Don't have time to watch the video right now. Did he try to make an electric toaster? Did he try to make the electricity from scratch too? As some of the comments at the video point out, it's pretty easy to make toast from bread if you use some wire and a fire. Of course, where'd you get the bread and the wire?
Yeah - he tried to make a $6 electric toaster with a plastic case - just kind of a generic cheap consumer durable.
Kind of silly. He defined "make toaster" as "replicate a modern, cheap plastic toaster." It would have been a lot more doable if he had defined it "construct something that can toast bread using electricity." It would still be very difficult to smelt copper and other metals from ores, mainly because it is very hard to find high-content ores. I think if one were allowed to recycle, it wouldn't be a very difficult exercise at all. Metals for the structure, parts, and wire resistance, and glass or ceramic for insulators. What am I missing?
Well, if he was allowed to recycle, he could just find a broken toaster and fix it!
I think the point of the project was to graphically illustrate just how hard it would be to make a modern consumer good by oneself. And I think it certainly illustrated that.

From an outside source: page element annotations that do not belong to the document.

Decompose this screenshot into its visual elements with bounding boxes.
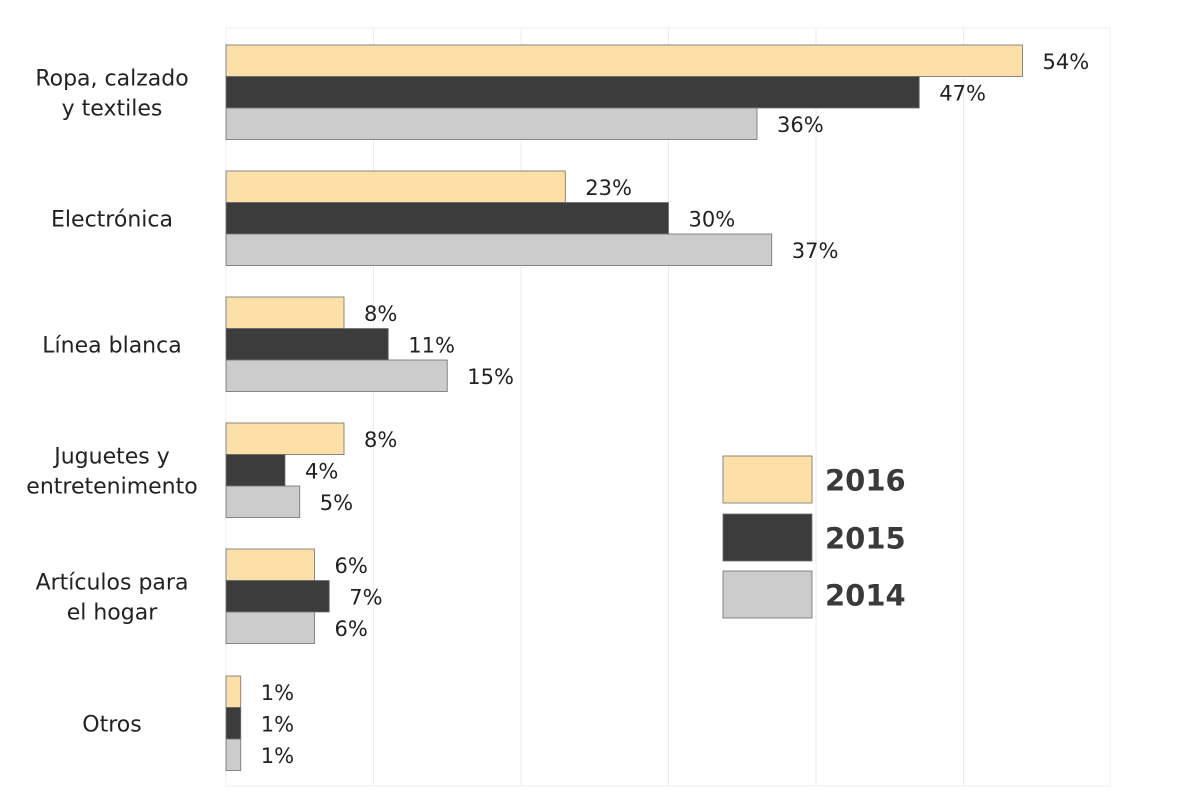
data-label: 4%	[305, 459, 338, 483]
legend-swatch-2016	[722, 455, 813, 504]
bar-2014	[225, 611, 315, 644]
value-labels: 54% 47% 36% 23% 30% 37% 8% 11% 15% 8% 4% 5% 6% 7% 6% 1%…	[261, 50, 1089, 768]
bar-2015	[225, 76, 920, 109]
data-label: 6%	[335, 617, 368, 641]
category-label: entretenimento	[26, 474, 197, 499]
bar-2015	[225, 202, 669, 235]
bar-2014	[225, 107, 758, 140]
data-label: 1%	[261, 681, 294, 705]
bar-2016	[225, 170, 566, 203]
category-labels: Ropa, calzado y textiles Electrónica Línea …	[26, 66, 197, 737]
bar-2015	[225, 454, 286, 487]
category-label: Artículos para	[36, 570, 189, 595]
data-label: 11%	[408, 333, 455, 357]
legend-label: 2016	[825, 464, 906, 498]
bar-2014	[225, 359, 448, 392]
data-label: 1%	[261, 744, 294, 768]
bar-2015	[225, 707, 242, 740]
legend-swatch-2015	[722, 513, 813, 562]
legend: 2016 2015 2014	[722, 455, 906, 619]
bar-2015	[225, 328, 389, 361]
data-label: 36%	[777, 113, 824, 137]
bars	[225, 44, 1023, 771]
legend-swatch-2014	[722, 570, 813, 619]
data-label: 37%	[792, 239, 839, 263]
legend-label: 2014	[825, 579, 906, 613]
bar-2016	[225, 675, 242, 708]
data-label: 47%	[939, 81, 986, 105]
data-label: 15%	[467, 365, 514, 389]
category-label: Otros	[82, 712, 141, 737]
bar-2016	[225, 422, 345, 455]
bar-2015	[225, 580, 330, 613]
bar-2016	[225, 548, 315, 581]
data-label: 7%	[349, 585, 382, 609]
bar-2014	[225, 485, 301, 518]
data-label: 1%	[261, 712, 294, 736]
category-label: Ropa, calzado	[35, 66, 188, 91]
legend-label: 2015	[825, 522, 906, 556]
data-label: 30%	[689, 207, 736, 231]
data-label: 6%	[335, 554, 368, 578]
bar-2016	[225, 44, 1023, 77]
category-label: y textiles	[62, 96, 163, 121]
data-label: 54%	[1043, 50, 1090, 74]
data-label: 8%	[364, 428, 397, 452]
category-label: el hogar	[67, 600, 158, 625]
bar-2014	[225, 738, 242, 771]
data-label: 23%	[585, 176, 632, 200]
bar-2014	[225, 233, 773, 266]
data-label: 8%	[364, 302, 397, 326]
category-label: Línea blanca	[42, 333, 181, 358]
data-label: 5%	[320, 491, 353, 515]
category-label: Electrónica	[51, 207, 173, 232]
category-label: Juguetes y	[52, 444, 170, 469]
bar-2016	[225, 296, 345, 329]
gridlines	[225, 27, 1111, 787]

I guess my uneasiness with the presentation is that if that is the point, then it wasn't much of a point. The "modern consumer good" is a product of the very specific economic and technological conditions for a specific model of mass-production and marketing at the current time. There's nothing inherently pertinent about that sort of product, other than its mass availability. What it illustrates is that modern products require technology and an economics of scale that would be cost prohibitive at a personal scale. We all have lots of groovy toys we wouldn't have if not for modern technology. This is news?

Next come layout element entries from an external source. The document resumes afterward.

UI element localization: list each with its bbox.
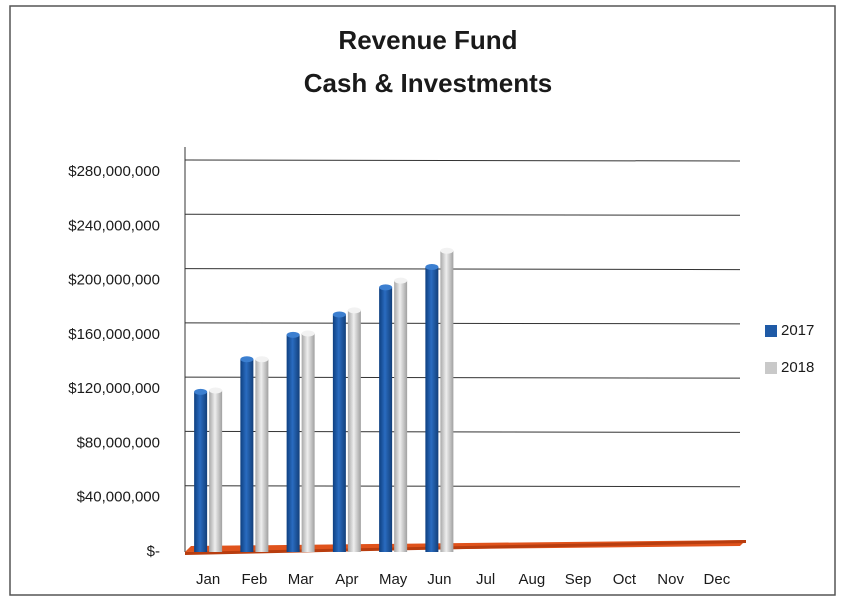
chart-title: Revenue Fund xyxy=(338,25,517,55)
grid-line xyxy=(184,213,741,216)
bar xyxy=(255,359,269,552)
floor-edge xyxy=(185,540,746,555)
x-tick-label: Jul xyxy=(476,571,495,588)
grid-line xyxy=(184,159,741,162)
grid-line xyxy=(184,268,741,271)
grid-line xyxy=(184,376,741,379)
bar-top xyxy=(379,284,393,291)
grid-line xyxy=(184,322,741,325)
y-tick-label: $200,000,000 xyxy=(68,272,160,289)
y-tick-label: $120,000,000 xyxy=(68,380,160,397)
bar-top xyxy=(332,311,346,318)
x-tick-label: Oct xyxy=(613,571,637,588)
legend-swatch xyxy=(765,325,777,337)
bar-top xyxy=(394,277,408,284)
bar xyxy=(209,390,223,552)
bar xyxy=(194,391,208,552)
y-tick-label: $40,000,000 xyxy=(77,489,160,506)
grid-line xyxy=(184,485,741,488)
x-tick-label: Dec xyxy=(704,571,731,588)
x-tick-label: Jan xyxy=(196,571,220,588)
bar xyxy=(240,359,254,552)
y-tick-label: $280,000,000 xyxy=(68,163,160,180)
bar-top xyxy=(286,331,300,338)
bar-top xyxy=(240,356,254,363)
bar xyxy=(332,314,346,552)
x-tick-label: Sep xyxy=(565,571,592,588)
bar xyxy=(379,287,393,552)
chart-title: Cash & Investments xyxy=(304,68,553,98)
x-tick-label: Apr xyxy=(335,571,358,588)
bar-top xyxy=(425,264,439,270)
bar xyxy=(347,310,361,552)
grid-line xyxy=(184,430,741,433)
bar xyxy=(440,250,454,552)
bar-top xyxy=(255,356,269,363)
bar xyxy=(301,333,315,552)
x-tick-label: Jun xyxy=(427,571,451,588)
bar-top xyxy=(301,330,315,337)
legend-label: 2017 xyxy=(781,322,814,339)
legend-label: 2018 xyxy=(781,359,814,376)
bar-top xyxy=(440,247,454,254)
x-tick-label: Nov xyxy=(657,571,684,588)
bar-top xyxy=(194,388,208,395)
x-tick-label: Mar xyxy=(288,571,314,588)
y-tick-label: $240,000,000 xyxy=(68,217,160,234)
bar xyxy=(394,280,408,552)
bar xyxy=(425,267,439,552)
bar-top xyxy=(347,307,361,314)
legend-swatch xyxy=(765,362,777,374)
y-tick-label: $80,000,000 xyxy=(77,434,160,451)
bar xyxy=(286,334,300,552)
x-tick-label: May xyxy=(379,571,408,588)
x-tick-label: Feb xyxy=(241,571,267,588)
y-tick-label: $- xyxy=(147,543,160,560)
chart-border xyxy=(9,5,836,596)
bar-top xyxy=(209,387,223,394)
x-tick-label: Aug xyxy=(519,571,546,588)
y-tick-label: $160,000,000 xyxy=(68,326,160,343)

I just think he went overboard in trying to exactly replicate the cheap toaster. For instance, instead of asking himself, "Gee, what could we make the body of this thing out of?" or, "Does this thing really need to be designed with a body like this?" he tried to make his own plastic to mimic the $6 one he bought. That's just silly.
There are a lot of ways to toast a piece of bread: even if you grant that it should use electricity and be spring loaded, and pop up when done, there would be a lot of ways to skin that cat.
In the end, they all would toast a piece of bread. Obviously, it makes a lot more sense to buy the mass-produced one rather than try to make your own from scratch. Mine appears to be mostly metal, BTW, and to have fewer parts. I was talked into buying it after Katrina, and right now I'd rather have the 10 bucks. That, of course is the point he didn't make: do we really need all of this cheap mass-produced consumer stuff?